Les allégations de l'Occident liées au "piège de la dette" ne résistent pas à l'examen (ancien PM kirghiz)

Par : Laura |  Mots clés : Chine,Afrique
French.china.org.cn | Mis à jour le 20-02-2023

Les pays économiquement plus développés doivent aider les pays plus faibles afin de construire un monde plus juste, a déclaré Djoomart Otorbaev, ancien Premier ministre kirghiz, indiquant que les allégations de l'Occident liées au soi-disant "piège de la dette" de la Chine en Afrique ne résistaient pas à l'examen.

M. Otorbaev s'est ainsi exprimé dans son article publié récemment dans le journal China Daily, notant que la Chine avait réalisé d'énormes progrès dans l'élimination de la pauvreté et accumulé une expérience unique, précisant que les pays en développement devaient apprendre de cette expérience.

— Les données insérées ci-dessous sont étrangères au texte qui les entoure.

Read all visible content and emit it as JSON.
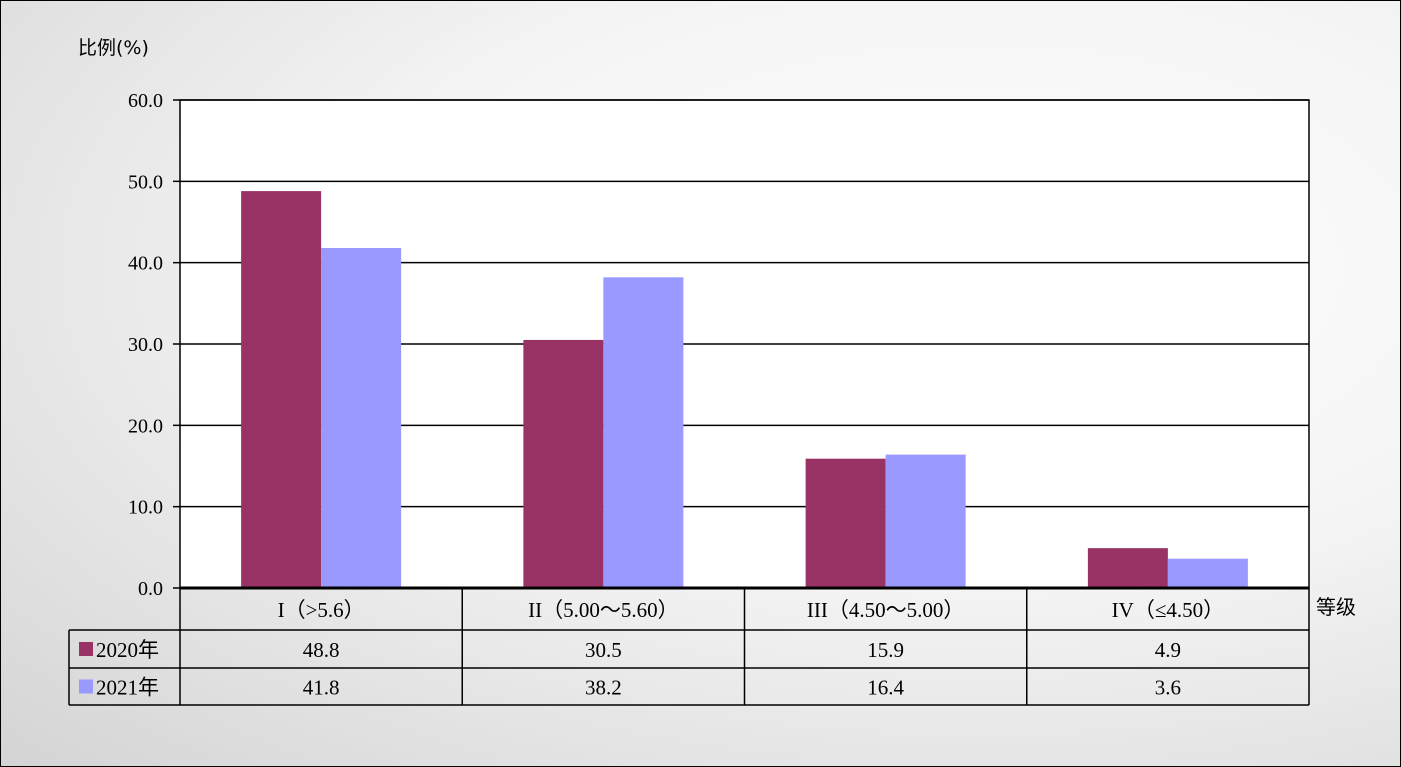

Ce mois-ci, le ministre chinois des Affaires étrangères, Qin Gang, a réfuté avec véhémence les allégations infondées selon lesquelles l'aide de la Chine créait un "piège de la dette" en Afrique, indique l'article.

Selon l'article, depuis plusieurs années, le problème des dettes souveraines des pays en développement s'est transformé en sinistre jeu politique pour les pays occidentaux. Certains économistes occidentaux ont utilisé le terme de "piège de la dette" pour soutenir que la Chine imposait un fardeau à certains pays par le biais de la dette afin de dominer leurs programmes économiques et politiques.

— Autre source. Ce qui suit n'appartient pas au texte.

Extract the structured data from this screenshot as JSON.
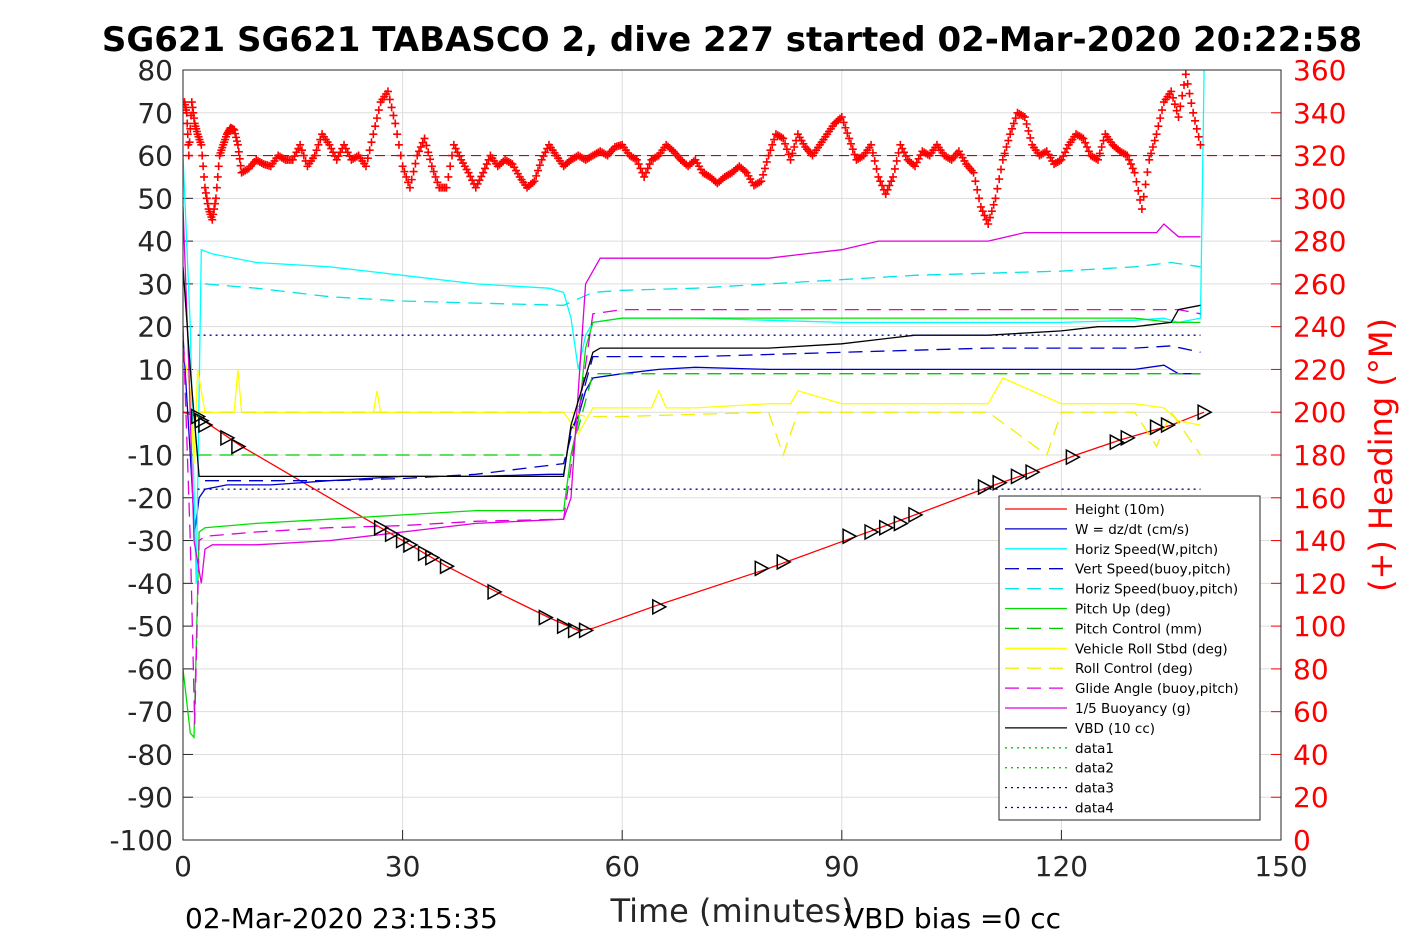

Telle allégation n'est pas étayée par les chiffres des institutions internationales fiables, d'après l'article.

Selon les statistiques sur les dettes internationales publiées par la Banque mondiale, fin 2020, les dettes souveraines de 82 pays à revenu faible ou intermédiaire détenues par les créanciers commerciaux et multilatéraux représentaient respectivement 40% et 34% du total des emprunts de ces pays. Les organismes officiels de prêts bilatéraux ont offert 26% des prêts, la Chine ne représentant que 10%.

En outre, ces dernières années, les pays en développement ont emprunté auprès de créanciers occidentaux privés et d'institutions multilatérales à un rythme plus soutenu. Une analyse de la Banque mondiale montre qu'entre 2015 et 2020, sur un total de nouveaux prêts de 475 milliards de dollars, 42% sont venus de créanciers privés, 35% de créanciers multilatéraux, et 23% d'organismes de prêts bilatéraux.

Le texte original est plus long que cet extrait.